Gist’s Additional Continental Regiment was an American infantry unit that served for four years in the Continental Army during the American Revolutionary War. Authorized in January 1777, the unit was intended to be made up of four companies of light infantry and 500 Indian scouts. In practice, only three companies were recruited from the colonies of Virginia and Maryland. George Washington appointed noted frontiersman Nathaniel Gist as colonel in command. Two companies were attached to the 3rd Maryland Regiment while one company was attached to the 11th Virginia Regiment during the Philadelphia Campaign in summer and fall 1777, and at Monmouth in June 1778.
In April 1779 the regiment absorbed Grayson’s Additional Continental Regiment and Thruston’s Additional Continental Regiment. The consolidated regiment was reorganized as eight companies and a month later was assigned to the 1st Virginia Brigade. The regiment was probably involved in Light Horse Harry Lee’s Paulus Hook Raid in August. In December 1779, the unit was transferred from the main army to the Southern Department. In May 1780, Gist and his regiment were captured at the Siege of Charleston. The unit was officially disbanded on 1 January 1781.

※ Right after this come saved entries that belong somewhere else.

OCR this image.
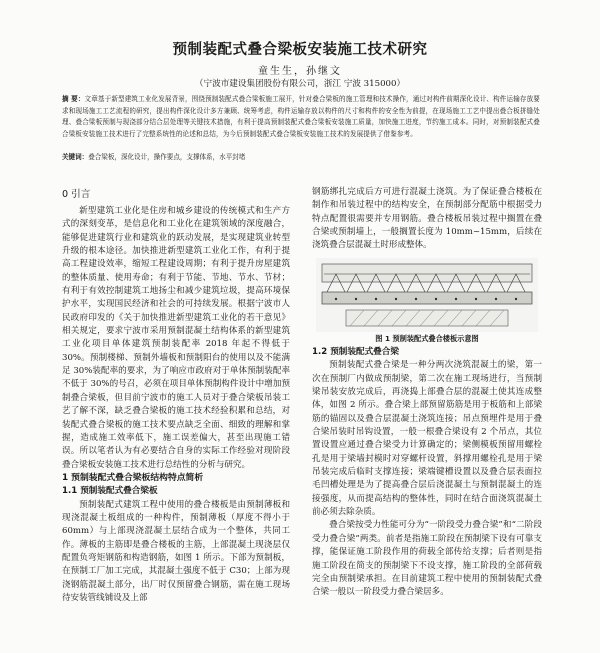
预制装配式叠合梁板安装施工技术研究
童生生，孙继文
（宁波市建设集团股份有限公司，浙江 宁波 315000）
摘 要：文章基于新型建筑工业化发展背景，围绕预制装配式叠合梁板施工展开，针对叠合梁板的施工管理和技术操作，通过对构件前期深化设计、构件运输存放要求和现场施工工艺流程的研究，提出构件深化设计多方兼顾、统筹考虑，构件运输存放以构件的尺寸和构件的安全性为前提，在现场施工工艺中提出叠合板拼缝处理、叠合梁板预制与现浇部分结合层处理等关键技术措施，有利于提高预制装配式叠合梁板安装施工质量，加快施工进度，节约施工成本。同时，对预制装配式叠合梁板安装施工技术进行了完整系统性的论述和总结，为今后预制装配式叠合梁板安装施工技术的发展提供了借鉴参考。
关键词：叠合梁板，深化设计，操作要点，支撑体系，水平封堵
0 引言

新型建筑工业化是住房和城乡建设的传统模式和生产方式的深刻变革，是信息化和工业化在建筑领域的深度融合，能够促进建筑行业和建筑业的跃动发展，是实现建筑业转型升级的根本途径。加快推进新型建筑工业化工作，有利于提高工程建设效率，缩短工程建设周期；有利于提升房屋建筑的整体质量、使用寿命；有利于节能、节地、节水、节材；有利于有效控制建筑工地扬尘和减少建筑垃圾，提高环境保护水平，实现国民经济和社会的可持续发展。根据宁波市人民政府印发的《关于加快推进新型建筑工业化的若干意见》相关规定，要求宁波市采用预制混凝土结构体系的新型建筑工业化项目单体建筑预制装配率 2018 年起不得低于 30%。预制楼梯、预制外墙板和预制阳台的使用以及不能满足 30%装配率的要求，为了响应市政府对于单体预制装配率不低于 30%的号召，必须在项目单体预制构件设计中增加预制叠合梁板，但目前宁波市的施工人员对于叠合梁板吊装工艺了解不深，缺乏叠合梁板的施工技术经验积累和总结，对装配式叠合梁板的施工技术要点缺乏全面、细致的理解和掌握，造成施工效率低下，施工误差偏大，甚至出现施工错误。所以笔者认为有必要结合自身的实际工作经验对现阶段叠合梁板安装施工技术进行总结性的分析与研究。

1 预制装配式叠合梁板结构特点简析
1.1 预制装配式叠合梁板

预制装配式建筑工程中使用的叠合楼板是由预制薄板和现浇混凝土板组成的一种构件，预制薄板（厚度不得小于 60mm）与上部现浇混凝土层结合成为一个整体，共同工作。薄板的主筋即是叠合楼板的主筋，上部混凝土现浇层仅配置负弯矩钢筋和构造钢筋，如图 1 所示。下部为预制板，在预制工厂加工完成，其混凝土强度不低于 C30；上部为现浇钢筋混凝土部分，出厂时仅预留叠合钢筋，需在施工现场待安装管线铺设及上部

钢筋绑扎完成后方可进行混凝土浇筑。为了保证叠合楼板在制作和吊装过程中的结构安全，在预制部分配筋中根据受力特点配置很需要并专用钢筋。叠合楼板吊装过程中搁置在叠合梁或预制墙上，一般搁置长度为 10mm~15mm，后续在浇筑叠合层混凝土时形成整体。

图 1 预制装配式叠合楼板示意图
1.2 预制装配式叠合梁

预制装配式叠合梁是一种分两次浇筑混凝土的梁，第一次在预制厂内做成预制梁，第二次在施工现场进行，当预制梁吊装安放完成后，再浇捣上部叠合层的混凝土使其连成整体，如图 2 所示。叠合梁上部预留筋筋是用于板筋和上部梁筋的锚固以及叠合层混凝土浇筑连接；吊点预埋件是用于叠合梁吊装时吊钩设置，一般一根叠合梁设有 2 个吊点，其位置设置应通过叠合梁受力计算确定的；梁侧模板预留用螺栓孔是用于梁墙封模时对穿螺杆设置，斜撑用螺栓孔是用于梁吊装完成后临时支撑连接；梁端键槽设置以及叠合层表面拉毛凹槽处理是为了提高叠合层后浇混凝土与预制混凝土的连接强度，从而提高结构的整体性，同时在结合面浇筑混凝土前必须去除杂质。

叠合梁按受力性能可分为“一阶段受力叠合梁”和“二阶段受力叠合梁”两类。前者是指施工阶段在预制梁下设有可靠支撑，能保证施工阶段作用的荷载全部传给支撑；后者则是指施工阶段在简支的预制梁下不设支撑，施工阶段的全部荷载完全由预制梁承担。在目前建筑工程中使用的预制装配式叠合梁一般以一阶段受力叠合梁居多。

The 13 January 1777 letter from George Washington to Gist with orders to form the regiment is preserved. Since it gives an idea of the conditions under which the Additional regiments were raised, it is worth reproducing in full. Sir: You are hereby authorized and Impowered to raise four Companies of Rangers upon the Continental pay, Rank, and establishment. To enable you to do this, you are furnished with a Warrant for 3,000 Dollars to recruit with; part of the bounty to be given at the time of Inlisting, and the other part when the men join the Battalion or Corps they belong to.That you may not be restricted in the choice of Officers fit for this kind of Service, I leave the Nomination of them (that is for the four Companies) to yourself, reserving to myself a Negative upon any improper choice as in other Cases.You are to delay no time in forwarding these Companies to the Army (under my immediate Command) as fast as possible where they will be received and provided with necessaries, you are to keep me duly advised of your proceedings that I may know in what time to expect your assistance, When you consider the advanced Season, and compare it with the time we shall undoubtedly be called into the Field I am perswaded it will be a powerful argument in favour of your every exertion to raise the Men. Wishing you success in it, I am, etc.